Since a greater number of antigens can pass through damaged mucosa than through intact mucosa, there is correspondingly greater chance of allergic reactions in patients having damaged mucosa.


Chlorhexidine is one of the most commonly used antimicrobials. Its antimicrobial and antiplaque potential was first described by Loe and Schiott in the 1970s. Contact sensitivity to chlorhexidine was first reported by Calnan.

Allergic reactions to chlorhexidine after topical application can vary from minor symptoms like tingling, itching, and uticaria [2] to major reactions like anaphylaxis. [4],[5],[6] Fixed drug reactions after the use of chlorhexidine in the form of mouthwash have also been documented. [3]

Chlorhexidine is known to elicit contact dermatitis after prolonged or repeated application, but contact dermatitis from chlorhexidine may also result after a short exposure such as preoperative skin cleansing or disinfection of a puncture site. [4] Chlorhexidine is also reported to have caused allergic reactions, including anaphylactic reactions, after use as a skin disinfectant prior to central venous catheter insertion and urethral catheterization.

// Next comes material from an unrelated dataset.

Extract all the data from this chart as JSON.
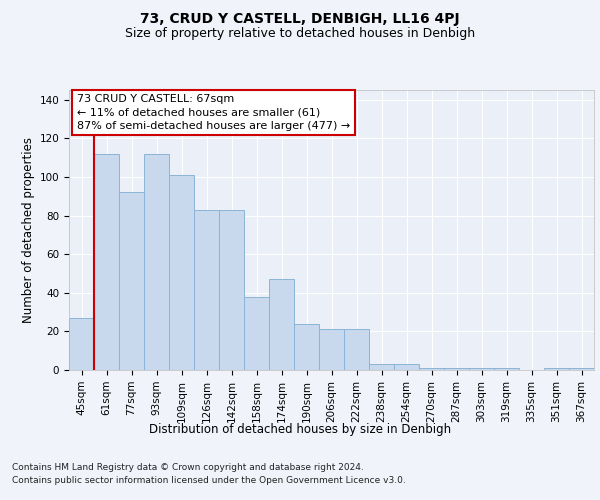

The use of chlorhexidine in dentistry is well known but it should be remembered that chlorhexidine is also present in various nonmedicinal products. Previous exposure to these can hence sensitize the patient, causing serious reaction on re-exposure. It has been suggested that the reactions following topical application of chlorhexidine are mediated by IgE antibodies against chlorhexidine and it is the whole chlorhexidine molecule that is complementary to the IgE antibody-combining sites on the sensitized basophils. Hence IgE antibodies that react with the chlorhexidine molecule can be found in the patient's serum.

The various tests that can be used to confirm allergy to chlorhexidine include patch test, prick tests, sulfidoleukotriene stimulation test (cellular antigen stimulation test; CAST), and lymphocyte transformation tests. A chlorhexidine skin test is the most readily available, most rapid, and most accurate diagnostic procedure, but it has a risk for anaphylaxis. Routine use of skin tests should be avoided as the test procedure might itself, in some cases, sensitize the patient. Patch tests are generally done to test for delayed hypersensitivity and prick tests for immediate hypersensitivity. More sophisticated tests like lymphocyte transformation tests have not been found to be superior to the skin test in sensitivity and specificity. [4]

In this patient, chlorhexidine allergy was suspected as chlorhexidine was the only active ingredient in the gel. Also chlorhexidine is known to cause allergic reactions on topical application, even in low concentrations. Allergy to eugenol was not considered based on the clinical signs and symptoms and the history given by patient. After making lower impressions with eugenol, the patient presented with symptoms characteristic of eugenol burns. There was no erythema or swelling as is seen in allergic reactions. It was only after using chlorhexidine that the patient presented with symptoms of allergy (vesicles, erythema, and swelling). Also, repeat application of chlorhexidine produced the same reaction again.


Chlorhexidine, in various forms, is widely used in dentistry. Hence it is important that the dentist be aware of the adverse effects of chlorhexidine. The initial manifestations of allergy may be mild but reapplication can lead to a fatal reaction and hence even mild reactions should not be ignored. To conclude, hypersensitivity to chlorhexidine is rare but possible and therefore dentists should be alert to this possibility.